Vermutlich ist Berset dieser Spruch auch zu Ohren gekommen. Während der Sonder­session hält sich der Gesundheits­minister auffallend zurück, keine grossen Auftritte – und auch unter die Parlamentarierinnen mischt sich der sonst sehr gesellige Welsche nicht.

Was ist also neu nach Corona?

Wer genau hinhört und -schaut, erkennt da und dort Nuancen, neue Schattierungen, Andeutungen eines Sinnes­wandels – möglicher­weise sind sie auch nur dem Moment geschuldet und vorüber­gehend. Auf eine Haltungs­änderung bei der hängigen Pflege­initiative angesprochen, will sich beispiels­weise keiner der Parlamentarier gegenüber der Republik aus dem Fenster lehnen.

In der Mitte – wenig überraschend – könnte die Gunst für das Volks­begehren gestiegen sein. Sie wolle den Pflege­beruf aufwerten, heisst es dort. Doch rechts der Mitte will niemand eine Berufs­gruppe in die Verfassung schreiben – wie es die Initiative letztlich verlangt. Der indirekte Gegen­vorschlag, die abgeschwächte Version der Gesundheits­kommission, wird erst in einer der kommenden Sessionen behandelt.

In der Bernexpo geschah immerhin bei einem Thema Erstaunliches: Der Nationalrat forderte am Dienstag ein zwei­jähriges Dividenden­verbot für Firmen, die Kurzarbeits­entschädigung beziehen. Es wäre ein historischer Eingriff in die Schweizer Privat­wirtschaft gewesen, wenn der konservativ dominierte Ständerat die Forderung tags darauf nicht wieder vom Tisch gefegt hätte. Hat er aber. Der Corona-Paukenschlag bleibt aus.

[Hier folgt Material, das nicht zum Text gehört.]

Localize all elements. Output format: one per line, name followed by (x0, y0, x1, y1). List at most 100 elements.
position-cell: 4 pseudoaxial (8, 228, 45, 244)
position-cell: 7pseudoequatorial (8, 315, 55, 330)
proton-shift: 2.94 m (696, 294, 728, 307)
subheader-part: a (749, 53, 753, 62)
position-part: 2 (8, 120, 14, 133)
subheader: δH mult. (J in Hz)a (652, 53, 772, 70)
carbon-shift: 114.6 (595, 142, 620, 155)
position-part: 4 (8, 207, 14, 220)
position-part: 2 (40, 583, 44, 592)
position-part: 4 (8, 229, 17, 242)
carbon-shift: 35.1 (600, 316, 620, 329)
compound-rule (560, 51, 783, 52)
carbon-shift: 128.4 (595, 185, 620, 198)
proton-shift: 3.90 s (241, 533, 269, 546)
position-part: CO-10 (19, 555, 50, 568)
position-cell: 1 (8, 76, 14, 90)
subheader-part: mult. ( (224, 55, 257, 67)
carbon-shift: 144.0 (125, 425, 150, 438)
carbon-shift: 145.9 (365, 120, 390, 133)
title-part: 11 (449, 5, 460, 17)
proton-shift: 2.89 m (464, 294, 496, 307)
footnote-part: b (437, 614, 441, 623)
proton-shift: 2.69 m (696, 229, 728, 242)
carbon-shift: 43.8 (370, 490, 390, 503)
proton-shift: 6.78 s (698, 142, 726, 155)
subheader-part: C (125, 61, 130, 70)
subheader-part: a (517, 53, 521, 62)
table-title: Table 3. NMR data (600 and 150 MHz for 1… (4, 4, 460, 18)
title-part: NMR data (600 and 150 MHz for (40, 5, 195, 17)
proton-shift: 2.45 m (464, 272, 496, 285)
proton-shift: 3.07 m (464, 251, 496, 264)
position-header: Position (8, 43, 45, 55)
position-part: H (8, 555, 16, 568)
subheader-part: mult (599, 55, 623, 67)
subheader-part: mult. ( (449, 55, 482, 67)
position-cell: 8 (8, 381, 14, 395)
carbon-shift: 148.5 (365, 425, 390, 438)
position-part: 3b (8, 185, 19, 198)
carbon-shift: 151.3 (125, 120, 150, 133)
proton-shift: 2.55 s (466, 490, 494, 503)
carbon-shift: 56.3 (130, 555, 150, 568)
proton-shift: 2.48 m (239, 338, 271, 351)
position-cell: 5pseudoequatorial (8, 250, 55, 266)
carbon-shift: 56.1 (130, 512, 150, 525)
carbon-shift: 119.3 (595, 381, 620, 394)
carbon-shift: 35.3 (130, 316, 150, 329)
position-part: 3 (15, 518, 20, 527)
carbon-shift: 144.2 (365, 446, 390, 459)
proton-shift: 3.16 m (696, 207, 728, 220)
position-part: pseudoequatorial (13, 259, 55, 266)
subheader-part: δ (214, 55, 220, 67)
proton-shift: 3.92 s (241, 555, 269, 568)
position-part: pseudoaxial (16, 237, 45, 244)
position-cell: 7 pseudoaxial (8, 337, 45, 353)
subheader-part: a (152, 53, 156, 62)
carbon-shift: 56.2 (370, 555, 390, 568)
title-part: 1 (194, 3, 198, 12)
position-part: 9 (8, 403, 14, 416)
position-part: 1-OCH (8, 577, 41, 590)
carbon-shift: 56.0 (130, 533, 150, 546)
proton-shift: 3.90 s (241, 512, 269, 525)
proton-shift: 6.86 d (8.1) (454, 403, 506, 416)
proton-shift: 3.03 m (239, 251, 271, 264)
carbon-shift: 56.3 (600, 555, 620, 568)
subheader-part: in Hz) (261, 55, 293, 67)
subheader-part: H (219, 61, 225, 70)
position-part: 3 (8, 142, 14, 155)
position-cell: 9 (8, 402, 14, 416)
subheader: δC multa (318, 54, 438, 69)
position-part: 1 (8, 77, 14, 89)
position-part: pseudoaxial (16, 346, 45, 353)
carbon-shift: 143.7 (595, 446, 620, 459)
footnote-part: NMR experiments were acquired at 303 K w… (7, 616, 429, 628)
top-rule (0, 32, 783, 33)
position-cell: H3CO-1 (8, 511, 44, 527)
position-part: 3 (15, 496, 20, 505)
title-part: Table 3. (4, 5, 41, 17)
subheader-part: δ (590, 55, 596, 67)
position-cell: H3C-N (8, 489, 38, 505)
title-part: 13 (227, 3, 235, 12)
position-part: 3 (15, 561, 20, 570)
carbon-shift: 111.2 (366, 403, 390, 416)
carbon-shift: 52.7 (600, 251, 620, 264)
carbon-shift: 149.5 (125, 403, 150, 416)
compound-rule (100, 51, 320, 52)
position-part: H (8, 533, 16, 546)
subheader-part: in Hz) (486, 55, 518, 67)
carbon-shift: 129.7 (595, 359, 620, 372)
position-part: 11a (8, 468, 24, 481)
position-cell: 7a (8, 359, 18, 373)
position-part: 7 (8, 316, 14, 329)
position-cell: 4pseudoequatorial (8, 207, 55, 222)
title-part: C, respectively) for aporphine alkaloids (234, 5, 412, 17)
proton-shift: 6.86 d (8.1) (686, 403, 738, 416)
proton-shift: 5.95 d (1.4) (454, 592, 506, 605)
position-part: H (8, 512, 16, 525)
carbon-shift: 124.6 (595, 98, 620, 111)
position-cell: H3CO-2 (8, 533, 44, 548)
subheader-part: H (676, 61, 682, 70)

So bleibt die Erkenntnis: Schweizer Politikerinnen und Politiker finden in der Pandemie vor allem ihre eigene Sicht bestätigt. Corona, das Virus der eigenen Wahrheit.

Das «Bierchen» nach der Arbeit: Thomas Matter (Mitte) mit seinen SVP-Kollegen.

Die eigene Wahrheit ist anstrengend. Da dürstet es den Politiker auch zu Corona­zeiten nach Alkohol: In der Bernexpo wird am Ende des Sessions­tages die (Polit-)Tradition, der Apéro, zelebriert. «Einsames Saufen», wie von CVP-Pfister befürchtet, muss also auch in Pandemie­zeiten nicht sein.

Und so verschwinden gemeinsam mit der Sonne einige SPler mit Bier­dosen ausgestattet auf die Wiese hinter dem Messe­gelände; ein paar hundert Meter entfernt trinkt die FDP stilecht aus mitgebrachten Wein­gläsern – und die SVP frönt dem Gersten­saft vor dem Haupt­eingang. Jetzt hat auch Thomas Matter endlich «ein Bierchen».